Findings: The relatively strong association between income and health can for a large part be interpreted in terms of an interrelationship between employment status, income and health. Income was still found to be related to perceived general health after controlling for employment status.

(2)

Erdil, E., and I. Yetkiner. “A Panel Data Approach for Income-Health Causality.” (2004): n. pag. 2004. Web. 12 Nov. 2015.

Link: http://fnu.zmaw.de/fileadmin/fnu-files/publication/working-papers/FNU47.pdf

Research Question: What kind of (Granger) causality relationship exists between health and income?

Keywords: Income, health, Granger Causality.

Variables: Real per capita GDP, real per capita health expenditures, country’s income level

Findings:  The Granger causality approach to panel data model with fixed coefficients was used to determine the relation between GDP and health expenditures per capita. The results showed the existence of bidirectional causality. However, this causality is not homogenous. The study showed a stronger evidence of bi-directional (Granger) causality running between health expenditure and income for a larger set of countries and by more refined econometric techniques. Moreover, one-way causality generally runs from income to health in low- and middle-income countries whereas the reverse holds for high-income countries.

(3)

Shmueli, A. “Population Health and Income Inequality: New Evidence from Israeli Time-series Analysis.” Oxford Journals. International Journal of Epidemiology, 23 Sept. 2003. Web. 12 Nov. 2015.

Link: http://ije.oxfordjournals.org/content/33/2/311.full.pdf

Research Question: What is the relationship between population health and inequality in income distribution?

Keywords: Population health, income inequality, Gini, income transfer, Israel, time series

Variables: Life expectancy at birth and at ages 5 and 65 for men and women, infant mortality, GDP per capita, educational level, national expenditure on health per capita, linear trend used to reflect medical-technological changes over time, Gini coefficients (Gini economic income, Gini pre-tax income and Gini disposable income)

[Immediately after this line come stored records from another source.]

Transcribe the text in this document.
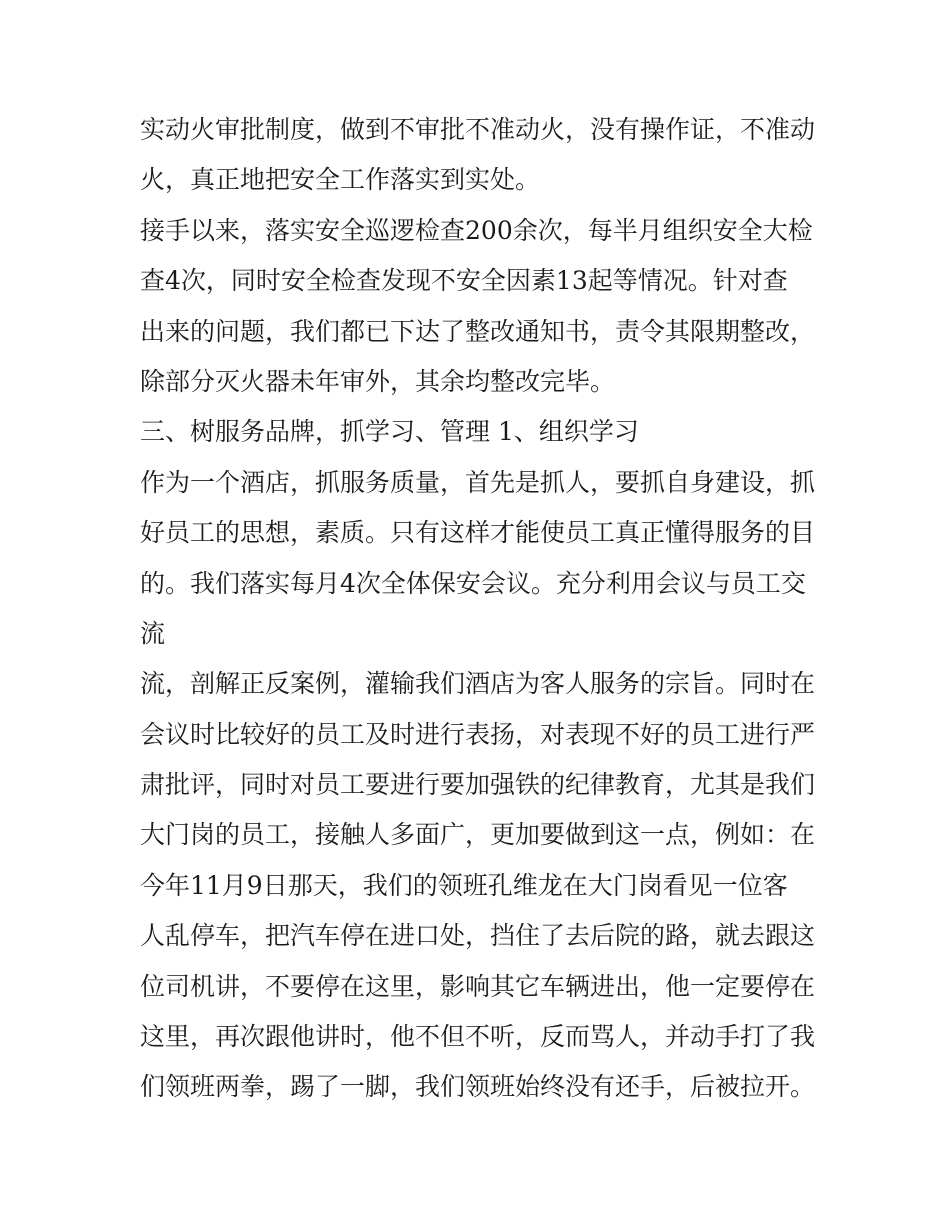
实动火审批制度，做到不审批不准动火，没有操作证，不准动
火，真正地把安全工作落实到实处。
接手以来，落实安全巡逻检查200余次，每半月组织安全大检
查4次，同时安全检查发现不安全因素13起等情况。针对查
出来的问题，我们都已下达了整改通知书，责令其限期整改，
除部分灭火器未年审外，其余均整改完毕。
三、树服务品牌，抓学习、管理 1、组织学习
作为一个酒店，抓服务质量，首先是抓人，要抓自身建设，抓
好员工的思想，素质。只有这样才能使员工真正懂得服务的目
的。我们落实每月4次全体保安会议。充分利用会议与员工交
流
流，剖解正反案例，灌输我们酒店为客人服务的宗旨。同时在
会议时比较好的员工及时进行表扬，对表现不好的员工进行严
肃批评，同时对员工要进行要加强铁的纪律教育，尤其是我们
大门岗的员工，接触人多面广，更加要做到这一点，例如：在
今年11月9日那天，我们的领班孔维龙在大门岗看见一位客
人乱停车，把汽车停在进口处，挡住了去后院的路，就去跟这
位司机讲，不要停在这里，影响其它车辆进出，他一定要停在
这里，再次跟他讲时，他不但不听，反而骂人，并动手打了我
们领班两拳，踢了一脚，我们领班始终没有还手，后被拉开。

Findings: None of the three income inequality measures (economic, pre-tax and disposable incomes) had an effect over time on population health. However, larger contemporaneous reductions in inequality, mainly through the transfers system, were associated with better population health, in particular with lower infant mortality.

(4)

Blakely, Tony A., Bruce P. Kennedy, Roberta Glass, and Ichiro Kawachi. “What Is the Lag Time between Income Inequality and Health Status?” Journal of Epidemiology & Community Health 318th ser. 54.4 (1999): 318-19. BMJ. Web. 10 Nov. 2015.

Link: http://jech.bmj.com/content/54/4/318.full

Research Question: What is the lag time between income inequality and health status?

Search Terms: Health, income

Variables:  Sex, age, race, equivalized household income, self rated health, Gini Coefficient

Findings: Although not conclusive, income inequality up to 15 years previously may be more strongly associated with self rated health than income inequality measured contemporaneously, for people aged 45 years and older at least.